Ein Nachruf oder Nekrolog ist eine Gedenkrede zur Würdigung des Lebens und Wirkens eines Menschen. Sie wird aus Anlass seines Todes verfasst. Üblicherweise werden Nachrufe in Printmedien veröffentlicht oder, wenn es sich beim Verstorbenen um eine bekannte Persönlichkeit handelt, im Fernsehen ausgestrahlt.

Nachruf und Nekrolog

Als Nekrolog bezeichnete man ursprünglich ein Verzeichnis der Verstorbenen, das im Mittelalter in Klöstern und Stiften geführt wurde.
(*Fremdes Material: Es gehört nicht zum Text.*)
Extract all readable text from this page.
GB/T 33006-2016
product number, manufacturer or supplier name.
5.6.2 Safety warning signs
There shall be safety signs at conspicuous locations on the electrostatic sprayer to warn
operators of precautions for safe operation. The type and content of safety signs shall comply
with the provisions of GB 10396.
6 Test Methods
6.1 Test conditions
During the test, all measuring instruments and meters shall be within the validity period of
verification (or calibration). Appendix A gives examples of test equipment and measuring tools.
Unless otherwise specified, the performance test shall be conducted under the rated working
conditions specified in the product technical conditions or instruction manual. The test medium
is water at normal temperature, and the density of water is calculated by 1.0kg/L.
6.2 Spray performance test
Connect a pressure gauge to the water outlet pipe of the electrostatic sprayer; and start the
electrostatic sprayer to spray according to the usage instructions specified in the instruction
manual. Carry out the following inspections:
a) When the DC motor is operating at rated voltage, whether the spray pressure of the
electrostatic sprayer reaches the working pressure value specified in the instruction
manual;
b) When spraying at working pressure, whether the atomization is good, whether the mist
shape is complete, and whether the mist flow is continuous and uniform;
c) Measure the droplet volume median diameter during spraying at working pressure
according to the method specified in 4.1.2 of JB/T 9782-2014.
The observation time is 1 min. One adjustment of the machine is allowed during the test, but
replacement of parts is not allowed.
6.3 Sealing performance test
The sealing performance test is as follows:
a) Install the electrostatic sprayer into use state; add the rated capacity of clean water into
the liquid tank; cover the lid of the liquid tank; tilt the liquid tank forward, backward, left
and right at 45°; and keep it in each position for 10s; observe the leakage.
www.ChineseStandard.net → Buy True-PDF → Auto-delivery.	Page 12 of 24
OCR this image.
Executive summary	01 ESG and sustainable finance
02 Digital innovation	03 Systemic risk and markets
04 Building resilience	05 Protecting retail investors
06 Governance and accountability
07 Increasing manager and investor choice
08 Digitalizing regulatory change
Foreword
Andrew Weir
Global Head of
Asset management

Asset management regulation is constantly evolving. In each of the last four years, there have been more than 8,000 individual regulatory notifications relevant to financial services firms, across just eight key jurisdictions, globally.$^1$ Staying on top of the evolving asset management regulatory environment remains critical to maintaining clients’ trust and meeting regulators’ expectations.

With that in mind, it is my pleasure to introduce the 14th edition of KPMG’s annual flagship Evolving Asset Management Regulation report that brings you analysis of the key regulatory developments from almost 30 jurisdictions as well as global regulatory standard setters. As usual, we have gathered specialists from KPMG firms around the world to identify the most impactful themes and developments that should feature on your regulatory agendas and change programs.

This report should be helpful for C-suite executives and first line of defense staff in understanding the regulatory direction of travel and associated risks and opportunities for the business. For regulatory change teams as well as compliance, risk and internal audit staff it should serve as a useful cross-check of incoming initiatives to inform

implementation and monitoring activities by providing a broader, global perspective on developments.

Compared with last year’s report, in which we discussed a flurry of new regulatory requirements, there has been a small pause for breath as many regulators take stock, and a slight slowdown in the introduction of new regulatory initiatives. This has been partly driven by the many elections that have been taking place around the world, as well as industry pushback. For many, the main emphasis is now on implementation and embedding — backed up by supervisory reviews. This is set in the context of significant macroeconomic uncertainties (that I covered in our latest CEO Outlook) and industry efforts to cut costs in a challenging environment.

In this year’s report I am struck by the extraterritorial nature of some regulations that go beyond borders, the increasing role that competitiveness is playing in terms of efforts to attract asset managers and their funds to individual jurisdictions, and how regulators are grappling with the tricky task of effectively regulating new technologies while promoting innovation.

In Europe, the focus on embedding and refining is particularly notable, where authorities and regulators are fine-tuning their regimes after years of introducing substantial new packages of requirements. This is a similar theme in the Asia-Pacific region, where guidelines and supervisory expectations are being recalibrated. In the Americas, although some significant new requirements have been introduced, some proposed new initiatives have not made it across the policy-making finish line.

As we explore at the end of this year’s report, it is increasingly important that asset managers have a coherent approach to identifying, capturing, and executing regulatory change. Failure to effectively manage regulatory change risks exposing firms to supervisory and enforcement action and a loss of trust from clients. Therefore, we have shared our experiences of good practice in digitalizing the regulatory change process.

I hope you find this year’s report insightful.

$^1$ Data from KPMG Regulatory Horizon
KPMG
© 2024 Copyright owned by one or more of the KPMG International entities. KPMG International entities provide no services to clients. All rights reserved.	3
Erst seit Mitte des 19. Jahrhunderts ist mit diesem Begriff auch die Gedenkrede gemeint. Zur gleichen Zeit wurde die Bezeichnung Nachruf gebräuchlich.

Bis heute werden Listen mit den Namen Verstorbener in Chroniken und Jahresrückblicken als Nekrolog geführt. Weitaus häufiger wird die Bezeichnung allerdings als Synonym für den Rückblick auf die Biographie und die Persönlichkeit eines bestimmten Menschen verwendet.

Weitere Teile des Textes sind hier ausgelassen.